Na teraz i na tutaj
Chwila senna, tańcząca z samotnością w tle,
Niekiedy pada tu deszcz... niekiedy świeci słońce,
Dwa motyle zabłąkane kolory tracą we mgle,
A sprawiedliwość jak kij, a kij ma zawsze dwa końce.
Gdzieniegdzie kaktusy, one mają zieleń wieczną,
Perła zaczerwieniona jak rumieniec młodzieńców,
Nagle błyszczy diament, rozsyła aurę bajeczną -
To kwitną tęcze, to kwitną pajęczyny i stos kaczeńców.
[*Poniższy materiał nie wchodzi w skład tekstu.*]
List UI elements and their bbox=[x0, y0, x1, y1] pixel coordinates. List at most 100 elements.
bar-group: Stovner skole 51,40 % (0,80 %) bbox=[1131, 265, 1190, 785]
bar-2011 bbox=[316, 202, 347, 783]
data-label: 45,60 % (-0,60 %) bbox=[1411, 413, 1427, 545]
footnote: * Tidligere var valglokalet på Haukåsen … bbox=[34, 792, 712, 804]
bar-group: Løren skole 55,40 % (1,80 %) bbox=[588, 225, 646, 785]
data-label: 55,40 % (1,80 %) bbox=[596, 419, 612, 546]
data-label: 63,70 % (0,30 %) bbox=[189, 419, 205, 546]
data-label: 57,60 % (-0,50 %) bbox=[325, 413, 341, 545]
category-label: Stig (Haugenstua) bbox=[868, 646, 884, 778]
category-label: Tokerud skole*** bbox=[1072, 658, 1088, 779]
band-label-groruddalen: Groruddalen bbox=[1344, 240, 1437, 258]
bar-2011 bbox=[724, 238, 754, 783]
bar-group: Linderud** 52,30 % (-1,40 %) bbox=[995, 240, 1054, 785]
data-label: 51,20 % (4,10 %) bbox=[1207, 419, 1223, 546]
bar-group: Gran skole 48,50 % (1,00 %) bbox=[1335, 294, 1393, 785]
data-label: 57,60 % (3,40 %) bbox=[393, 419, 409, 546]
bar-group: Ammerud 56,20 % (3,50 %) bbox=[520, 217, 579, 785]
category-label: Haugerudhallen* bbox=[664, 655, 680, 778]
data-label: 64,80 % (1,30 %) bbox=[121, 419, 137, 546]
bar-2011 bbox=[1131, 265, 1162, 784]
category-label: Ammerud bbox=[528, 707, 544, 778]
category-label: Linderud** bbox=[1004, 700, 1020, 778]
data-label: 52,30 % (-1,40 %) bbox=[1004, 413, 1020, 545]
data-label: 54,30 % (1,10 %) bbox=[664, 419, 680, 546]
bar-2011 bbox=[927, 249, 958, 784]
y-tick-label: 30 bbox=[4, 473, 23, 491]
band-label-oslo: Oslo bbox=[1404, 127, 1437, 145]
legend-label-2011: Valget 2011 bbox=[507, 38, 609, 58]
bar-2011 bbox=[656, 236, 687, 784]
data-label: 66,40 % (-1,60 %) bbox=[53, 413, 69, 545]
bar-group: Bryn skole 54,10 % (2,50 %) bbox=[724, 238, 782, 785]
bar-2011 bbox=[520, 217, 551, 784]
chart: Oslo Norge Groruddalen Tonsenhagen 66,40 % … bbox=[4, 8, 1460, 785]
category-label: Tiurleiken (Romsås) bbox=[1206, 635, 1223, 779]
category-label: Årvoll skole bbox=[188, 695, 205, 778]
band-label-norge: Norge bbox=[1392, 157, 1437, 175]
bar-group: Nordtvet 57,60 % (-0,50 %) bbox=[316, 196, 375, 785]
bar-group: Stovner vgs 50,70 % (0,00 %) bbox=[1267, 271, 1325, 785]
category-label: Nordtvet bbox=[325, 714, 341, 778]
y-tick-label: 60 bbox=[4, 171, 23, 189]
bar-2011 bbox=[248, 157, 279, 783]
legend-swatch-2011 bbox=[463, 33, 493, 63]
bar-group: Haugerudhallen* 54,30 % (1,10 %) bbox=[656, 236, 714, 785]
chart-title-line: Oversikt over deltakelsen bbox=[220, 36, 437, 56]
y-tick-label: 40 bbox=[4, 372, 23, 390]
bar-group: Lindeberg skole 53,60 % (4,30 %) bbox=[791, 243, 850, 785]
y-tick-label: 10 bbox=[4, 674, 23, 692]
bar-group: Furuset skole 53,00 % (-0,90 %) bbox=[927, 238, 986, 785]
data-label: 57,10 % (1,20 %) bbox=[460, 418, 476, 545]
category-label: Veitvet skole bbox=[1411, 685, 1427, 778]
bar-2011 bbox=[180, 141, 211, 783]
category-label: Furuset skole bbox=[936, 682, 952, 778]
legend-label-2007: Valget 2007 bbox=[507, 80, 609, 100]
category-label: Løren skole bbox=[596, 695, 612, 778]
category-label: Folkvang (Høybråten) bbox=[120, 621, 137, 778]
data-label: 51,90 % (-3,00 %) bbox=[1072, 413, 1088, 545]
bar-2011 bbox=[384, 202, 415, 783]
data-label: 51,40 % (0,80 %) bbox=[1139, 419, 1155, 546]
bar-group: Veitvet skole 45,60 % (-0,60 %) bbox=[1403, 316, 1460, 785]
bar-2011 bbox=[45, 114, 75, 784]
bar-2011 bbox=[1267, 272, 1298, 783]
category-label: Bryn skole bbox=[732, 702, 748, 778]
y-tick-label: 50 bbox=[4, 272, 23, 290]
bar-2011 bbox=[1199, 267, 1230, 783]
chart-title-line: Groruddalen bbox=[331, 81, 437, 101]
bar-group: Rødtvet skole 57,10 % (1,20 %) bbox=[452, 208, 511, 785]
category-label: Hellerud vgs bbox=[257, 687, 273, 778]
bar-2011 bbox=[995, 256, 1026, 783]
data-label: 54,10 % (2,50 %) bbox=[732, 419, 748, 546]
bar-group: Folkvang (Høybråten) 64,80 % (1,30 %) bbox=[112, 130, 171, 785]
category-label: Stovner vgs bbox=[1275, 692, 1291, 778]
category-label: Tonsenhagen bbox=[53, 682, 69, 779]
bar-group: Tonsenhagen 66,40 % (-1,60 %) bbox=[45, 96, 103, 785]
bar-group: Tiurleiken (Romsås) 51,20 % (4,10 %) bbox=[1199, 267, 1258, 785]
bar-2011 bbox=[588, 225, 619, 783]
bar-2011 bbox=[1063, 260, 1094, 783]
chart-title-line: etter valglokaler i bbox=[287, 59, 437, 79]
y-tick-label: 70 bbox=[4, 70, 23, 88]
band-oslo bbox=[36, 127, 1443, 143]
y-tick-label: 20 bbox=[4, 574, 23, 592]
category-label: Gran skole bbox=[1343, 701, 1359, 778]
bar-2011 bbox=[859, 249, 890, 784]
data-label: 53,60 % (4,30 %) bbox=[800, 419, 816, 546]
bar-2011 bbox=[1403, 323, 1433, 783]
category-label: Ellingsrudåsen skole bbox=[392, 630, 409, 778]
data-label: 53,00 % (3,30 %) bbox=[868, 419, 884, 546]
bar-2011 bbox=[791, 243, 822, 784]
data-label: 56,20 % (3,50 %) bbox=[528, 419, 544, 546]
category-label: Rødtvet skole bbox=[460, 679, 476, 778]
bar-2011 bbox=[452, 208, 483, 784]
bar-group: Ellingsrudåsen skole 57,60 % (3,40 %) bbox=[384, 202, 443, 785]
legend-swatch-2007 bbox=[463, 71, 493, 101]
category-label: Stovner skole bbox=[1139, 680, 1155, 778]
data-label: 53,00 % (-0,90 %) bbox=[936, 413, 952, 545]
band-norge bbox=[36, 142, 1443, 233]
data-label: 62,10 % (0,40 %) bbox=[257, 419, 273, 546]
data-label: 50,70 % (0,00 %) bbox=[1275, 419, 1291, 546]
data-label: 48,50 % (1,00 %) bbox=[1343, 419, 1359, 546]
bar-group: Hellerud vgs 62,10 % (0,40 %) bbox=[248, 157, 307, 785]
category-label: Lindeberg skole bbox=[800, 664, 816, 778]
Chwila senna, tańcząca w przestrzeniach z myślą,
Niekiedy pada tu deszcz... niekiedy świeci słońce;
Strumienie długo płynęły, zerwane brzegi przejrzystą
Łzą, a wielkość kulki od pióra stalowym tu obrońcą.
Gdzieniegdzie tulipany, one mają figlarność życia,
Łąka pełna uśmiechów, a każdy od ucha do ucha,
Rozpływa się ból, kałuża nieczysta, liczne przeżycia,
Szczęśliwa frunie, od wiosny, pospolita, polska mucha.